Hailed by The New Yorker as “…the most remarkable virtuoso in the relatively unchronicled history of his instrument,” Edgar Meyer’s unparalleled technique and musicianship in combination with his gift for composition have brought him to the fore, where he is appreciated by a vast, varied audience. His uniqueness in the field was recognized by a MacArthur Award in 2002.
Apr 16 Thursday
“The Australian Chamber Orchestra is uniformly high-octane, arresting, and never ordinary.” — The AustralianThe Australian Chamber Orchestra lives and breathes its craft, making waves around the world for its explosive performances that redefine orchestral music. With their fearless leader of thirty-five years, Artistic Director Richard Tognetti, the Orchestra is celebrating fifty years of invention, disruption, and unforgettable music-making.

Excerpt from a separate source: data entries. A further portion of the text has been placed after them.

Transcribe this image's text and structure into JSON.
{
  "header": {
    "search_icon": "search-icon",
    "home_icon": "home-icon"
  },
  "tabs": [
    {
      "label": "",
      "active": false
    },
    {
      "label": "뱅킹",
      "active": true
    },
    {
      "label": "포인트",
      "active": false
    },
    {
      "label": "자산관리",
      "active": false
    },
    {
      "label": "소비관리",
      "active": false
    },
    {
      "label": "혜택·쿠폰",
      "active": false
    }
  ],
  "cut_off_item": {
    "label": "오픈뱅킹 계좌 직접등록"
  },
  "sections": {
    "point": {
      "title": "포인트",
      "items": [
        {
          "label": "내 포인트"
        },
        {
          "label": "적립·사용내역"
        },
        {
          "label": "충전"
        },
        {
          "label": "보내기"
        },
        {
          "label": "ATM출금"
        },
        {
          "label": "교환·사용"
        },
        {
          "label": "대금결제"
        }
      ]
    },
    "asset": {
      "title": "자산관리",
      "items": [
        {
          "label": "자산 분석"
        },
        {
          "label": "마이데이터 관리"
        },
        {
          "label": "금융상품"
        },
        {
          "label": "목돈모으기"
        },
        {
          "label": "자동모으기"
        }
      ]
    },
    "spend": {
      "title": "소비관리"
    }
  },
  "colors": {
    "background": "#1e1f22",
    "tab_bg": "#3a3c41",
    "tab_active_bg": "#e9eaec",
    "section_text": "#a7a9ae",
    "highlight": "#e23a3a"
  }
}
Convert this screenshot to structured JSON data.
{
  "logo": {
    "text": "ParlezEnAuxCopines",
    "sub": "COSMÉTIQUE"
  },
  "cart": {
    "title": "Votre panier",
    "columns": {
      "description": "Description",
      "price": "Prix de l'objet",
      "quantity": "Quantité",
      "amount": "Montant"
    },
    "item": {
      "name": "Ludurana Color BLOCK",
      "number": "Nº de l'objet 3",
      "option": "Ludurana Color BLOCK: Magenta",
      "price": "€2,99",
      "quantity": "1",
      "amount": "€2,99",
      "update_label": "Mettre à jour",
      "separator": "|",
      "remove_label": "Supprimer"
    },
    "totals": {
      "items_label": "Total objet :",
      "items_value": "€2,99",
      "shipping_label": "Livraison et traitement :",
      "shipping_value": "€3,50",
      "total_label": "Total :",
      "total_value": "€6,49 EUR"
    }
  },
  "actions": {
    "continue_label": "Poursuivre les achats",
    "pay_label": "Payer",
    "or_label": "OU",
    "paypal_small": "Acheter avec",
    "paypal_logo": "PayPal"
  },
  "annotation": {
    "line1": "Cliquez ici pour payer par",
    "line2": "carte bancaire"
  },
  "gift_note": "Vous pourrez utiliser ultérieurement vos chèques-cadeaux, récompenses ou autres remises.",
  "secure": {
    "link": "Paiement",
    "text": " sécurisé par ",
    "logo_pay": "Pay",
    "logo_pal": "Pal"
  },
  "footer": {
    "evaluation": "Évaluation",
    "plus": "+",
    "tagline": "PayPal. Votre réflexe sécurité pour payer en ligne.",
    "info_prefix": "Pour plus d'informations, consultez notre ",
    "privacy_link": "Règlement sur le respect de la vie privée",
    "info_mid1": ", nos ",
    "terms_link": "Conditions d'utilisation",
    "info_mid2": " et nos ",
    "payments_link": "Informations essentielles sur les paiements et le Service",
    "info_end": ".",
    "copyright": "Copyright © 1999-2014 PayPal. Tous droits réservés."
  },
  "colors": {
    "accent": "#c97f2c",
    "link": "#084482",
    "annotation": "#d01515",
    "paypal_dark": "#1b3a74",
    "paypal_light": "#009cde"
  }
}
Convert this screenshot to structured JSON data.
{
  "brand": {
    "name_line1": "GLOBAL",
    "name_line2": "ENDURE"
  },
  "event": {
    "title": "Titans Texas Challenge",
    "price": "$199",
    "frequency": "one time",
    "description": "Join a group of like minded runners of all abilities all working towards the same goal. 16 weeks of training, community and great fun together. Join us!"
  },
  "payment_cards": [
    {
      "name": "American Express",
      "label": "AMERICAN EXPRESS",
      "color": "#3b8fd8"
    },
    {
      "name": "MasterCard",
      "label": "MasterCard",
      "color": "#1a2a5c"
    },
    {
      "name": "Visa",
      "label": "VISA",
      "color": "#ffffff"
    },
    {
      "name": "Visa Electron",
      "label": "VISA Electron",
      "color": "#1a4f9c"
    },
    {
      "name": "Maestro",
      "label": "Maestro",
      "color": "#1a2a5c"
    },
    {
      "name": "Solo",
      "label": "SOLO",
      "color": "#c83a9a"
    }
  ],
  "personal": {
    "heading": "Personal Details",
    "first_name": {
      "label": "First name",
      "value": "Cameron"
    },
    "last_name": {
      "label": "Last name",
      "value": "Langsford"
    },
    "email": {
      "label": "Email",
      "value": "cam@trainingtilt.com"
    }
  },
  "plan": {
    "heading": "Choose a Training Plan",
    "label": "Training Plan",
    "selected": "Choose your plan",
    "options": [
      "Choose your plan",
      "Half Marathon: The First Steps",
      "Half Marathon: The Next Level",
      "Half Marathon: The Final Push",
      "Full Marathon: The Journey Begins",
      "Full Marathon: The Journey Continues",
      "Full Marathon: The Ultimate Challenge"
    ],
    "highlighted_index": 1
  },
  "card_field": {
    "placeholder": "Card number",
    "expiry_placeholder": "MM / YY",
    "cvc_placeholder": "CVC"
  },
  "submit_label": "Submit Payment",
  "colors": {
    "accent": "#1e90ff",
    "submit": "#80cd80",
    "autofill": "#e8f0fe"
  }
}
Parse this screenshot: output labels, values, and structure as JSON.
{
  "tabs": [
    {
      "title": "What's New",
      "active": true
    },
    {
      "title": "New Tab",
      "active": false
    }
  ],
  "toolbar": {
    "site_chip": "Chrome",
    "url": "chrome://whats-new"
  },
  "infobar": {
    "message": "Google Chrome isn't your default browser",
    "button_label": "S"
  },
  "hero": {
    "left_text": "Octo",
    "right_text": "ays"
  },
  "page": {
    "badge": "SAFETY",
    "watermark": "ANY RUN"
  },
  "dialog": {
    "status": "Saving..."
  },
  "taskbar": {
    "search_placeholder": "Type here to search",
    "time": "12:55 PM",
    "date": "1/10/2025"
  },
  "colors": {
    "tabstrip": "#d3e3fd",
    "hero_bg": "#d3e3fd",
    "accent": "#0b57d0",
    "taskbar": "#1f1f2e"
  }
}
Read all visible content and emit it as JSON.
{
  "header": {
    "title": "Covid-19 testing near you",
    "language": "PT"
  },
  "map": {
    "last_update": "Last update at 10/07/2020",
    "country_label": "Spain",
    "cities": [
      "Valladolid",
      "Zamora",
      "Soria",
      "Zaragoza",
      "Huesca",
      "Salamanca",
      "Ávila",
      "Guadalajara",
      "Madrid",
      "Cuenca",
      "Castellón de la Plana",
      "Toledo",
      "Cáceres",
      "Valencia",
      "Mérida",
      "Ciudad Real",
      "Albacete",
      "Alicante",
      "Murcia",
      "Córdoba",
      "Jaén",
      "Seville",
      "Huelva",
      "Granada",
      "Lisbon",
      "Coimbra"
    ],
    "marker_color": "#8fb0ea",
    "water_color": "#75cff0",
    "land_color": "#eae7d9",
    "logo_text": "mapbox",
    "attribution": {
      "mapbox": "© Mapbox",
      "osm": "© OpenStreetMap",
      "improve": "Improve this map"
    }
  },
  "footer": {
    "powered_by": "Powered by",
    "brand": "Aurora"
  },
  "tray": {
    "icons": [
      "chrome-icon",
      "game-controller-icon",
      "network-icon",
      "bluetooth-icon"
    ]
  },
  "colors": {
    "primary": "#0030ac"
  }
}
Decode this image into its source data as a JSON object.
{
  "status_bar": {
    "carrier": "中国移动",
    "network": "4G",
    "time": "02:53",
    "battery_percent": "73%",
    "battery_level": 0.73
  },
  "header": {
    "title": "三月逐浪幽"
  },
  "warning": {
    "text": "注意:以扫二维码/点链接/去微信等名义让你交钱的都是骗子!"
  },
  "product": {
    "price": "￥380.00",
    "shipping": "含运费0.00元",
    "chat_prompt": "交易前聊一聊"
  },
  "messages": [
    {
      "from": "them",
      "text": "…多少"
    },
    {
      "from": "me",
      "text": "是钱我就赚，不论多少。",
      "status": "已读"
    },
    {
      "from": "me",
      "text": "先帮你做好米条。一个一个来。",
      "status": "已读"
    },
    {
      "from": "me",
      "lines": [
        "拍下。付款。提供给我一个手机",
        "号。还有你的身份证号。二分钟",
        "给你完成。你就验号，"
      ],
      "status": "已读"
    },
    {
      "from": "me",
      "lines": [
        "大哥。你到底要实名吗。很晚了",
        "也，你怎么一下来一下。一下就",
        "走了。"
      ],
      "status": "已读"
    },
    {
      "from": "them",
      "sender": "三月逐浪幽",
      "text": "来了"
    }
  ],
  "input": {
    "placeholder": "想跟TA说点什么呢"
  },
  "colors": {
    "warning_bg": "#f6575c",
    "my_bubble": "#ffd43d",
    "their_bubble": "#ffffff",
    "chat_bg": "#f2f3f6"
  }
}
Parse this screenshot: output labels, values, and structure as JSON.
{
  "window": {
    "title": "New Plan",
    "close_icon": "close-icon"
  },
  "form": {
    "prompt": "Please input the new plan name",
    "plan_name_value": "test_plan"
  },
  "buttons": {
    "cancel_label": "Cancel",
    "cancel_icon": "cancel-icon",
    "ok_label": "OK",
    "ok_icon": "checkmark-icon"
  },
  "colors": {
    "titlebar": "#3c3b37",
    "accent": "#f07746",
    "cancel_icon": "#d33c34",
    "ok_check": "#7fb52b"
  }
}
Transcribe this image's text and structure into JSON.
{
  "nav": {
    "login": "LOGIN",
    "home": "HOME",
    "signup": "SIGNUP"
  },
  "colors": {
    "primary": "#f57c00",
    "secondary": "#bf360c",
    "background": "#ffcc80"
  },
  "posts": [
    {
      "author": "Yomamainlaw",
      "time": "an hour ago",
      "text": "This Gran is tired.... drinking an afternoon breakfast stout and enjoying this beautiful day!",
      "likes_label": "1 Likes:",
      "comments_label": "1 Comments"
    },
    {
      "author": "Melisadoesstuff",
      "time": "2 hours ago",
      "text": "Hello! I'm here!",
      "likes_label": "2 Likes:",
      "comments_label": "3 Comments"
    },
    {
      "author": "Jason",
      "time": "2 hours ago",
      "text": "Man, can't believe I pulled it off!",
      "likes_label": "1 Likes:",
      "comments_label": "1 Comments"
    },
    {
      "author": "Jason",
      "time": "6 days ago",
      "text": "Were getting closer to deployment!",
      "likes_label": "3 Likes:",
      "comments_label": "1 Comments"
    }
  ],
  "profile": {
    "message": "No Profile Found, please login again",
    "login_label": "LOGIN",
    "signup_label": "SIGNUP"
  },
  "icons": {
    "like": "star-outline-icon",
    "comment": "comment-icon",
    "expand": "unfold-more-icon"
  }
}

The ACO performs more than 100 concerts each year, with programs that embrace celebrated classics alongside new commissions and ground-breaking collaborations working with artists and musicians who share their ideology.
Program:
Purcell, Fantasia upon One Note, Z. 745
Handel, Concerto Grosso in A major, Op. 6, No. 11
John Luther Adams, Horizon
Intermission
Vaughan Williams, The Lark Ascending (arr. Adam Johnson)
Mendelssohn Hensel, String Quartet in E-flat major (arr. strings)
Apr 28 Tuesday
The Ukulele Orchestra of Great Britain returns to the Lensic by popular demand. Formed in 1985 as the antidote to mindless pop, egocentric rock, and the indulgent bluster of the music business, The Ukulele Orchestra of Great Britain donned black tuxedos and began giving ‘concerts’ in tiny rooms above old pubs.
Four decades later, they’re still thrilling audiences with their off-beat humor and four-stringed virtuosity. There are no drums, pianos, backing tracks, guitars, or banjos, no pitch shifters or electronic trickery, just an astonishing revelation of the rich palette of orchestration afforded by ukuleles and a menagerie of voices in a collision of post-punk performance and old classics.
Come and celebrate the fortieth anniversary of this much-loved institution on a white-knuckle shopping-trolley dash through every kind of musical genre. From ABBA to ZZ Top, Tchaikovsky to Nirvana, bluegrass to Broadway, all played on the ‘bonsai guitar.